The Reid Park Rose Garden boasts 1,080 different color rose beds, with more than 100 species of roses. The Rose Society of Tucson has been a partner with the City in the development and promotion of the garden for many years. A layout plan, available free at the garden, indicates the location of the various rose species in the garden and lists the best rose varieties for our desert climate. The garden also contains a large gazebo and is very popular for weddings, birthday parties and other special events by reservation.

The Rose Garden is always a special place to visit, but the most impressive display of roses in bloom occurs each March-April and October-November.

The only flowers I saw were a foot or so outside the garden, outliers on a bush the was poking through the bards.
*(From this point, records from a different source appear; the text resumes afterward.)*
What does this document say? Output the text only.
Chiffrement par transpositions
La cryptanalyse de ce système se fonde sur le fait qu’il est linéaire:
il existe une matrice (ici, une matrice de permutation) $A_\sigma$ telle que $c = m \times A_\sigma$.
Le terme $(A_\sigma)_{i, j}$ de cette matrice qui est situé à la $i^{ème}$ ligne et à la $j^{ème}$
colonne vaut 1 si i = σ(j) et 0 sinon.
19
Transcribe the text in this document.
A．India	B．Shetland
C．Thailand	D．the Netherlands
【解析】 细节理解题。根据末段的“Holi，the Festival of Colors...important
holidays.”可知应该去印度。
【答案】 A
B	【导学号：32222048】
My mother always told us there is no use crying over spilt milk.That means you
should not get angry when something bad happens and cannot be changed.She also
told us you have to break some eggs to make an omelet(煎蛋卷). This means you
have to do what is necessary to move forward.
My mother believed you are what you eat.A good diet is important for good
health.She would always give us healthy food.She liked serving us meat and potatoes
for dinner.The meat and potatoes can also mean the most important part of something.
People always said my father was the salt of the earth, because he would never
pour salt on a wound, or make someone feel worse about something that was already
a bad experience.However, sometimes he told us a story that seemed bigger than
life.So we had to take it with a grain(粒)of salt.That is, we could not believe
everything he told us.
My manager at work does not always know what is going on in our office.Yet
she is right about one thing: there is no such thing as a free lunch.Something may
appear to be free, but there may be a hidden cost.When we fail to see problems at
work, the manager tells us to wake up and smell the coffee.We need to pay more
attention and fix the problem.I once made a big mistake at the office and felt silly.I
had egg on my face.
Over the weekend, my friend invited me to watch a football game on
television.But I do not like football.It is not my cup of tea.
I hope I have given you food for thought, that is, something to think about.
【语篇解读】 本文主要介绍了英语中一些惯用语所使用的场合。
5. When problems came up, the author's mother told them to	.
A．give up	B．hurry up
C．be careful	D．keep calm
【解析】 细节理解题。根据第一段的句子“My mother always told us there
This one had ants on it.

And of course the dogs had to check out the spot after I showed photographic interest.

The last place on our itinerary, other than a quick second visit to the dog park itself, was to one of the duck ponds, the one with the fountains.

Near the pond we met a couple who liked Cayenne very much. It was mutual. Pepper, of course, was more standoffish.

Two things I didn't know about the "urban lakes" at Reid Park: they are connected by a little feeder canal, and the one with the fountains has a man-made waterfall. But I'll save those pictures for Tuesday night.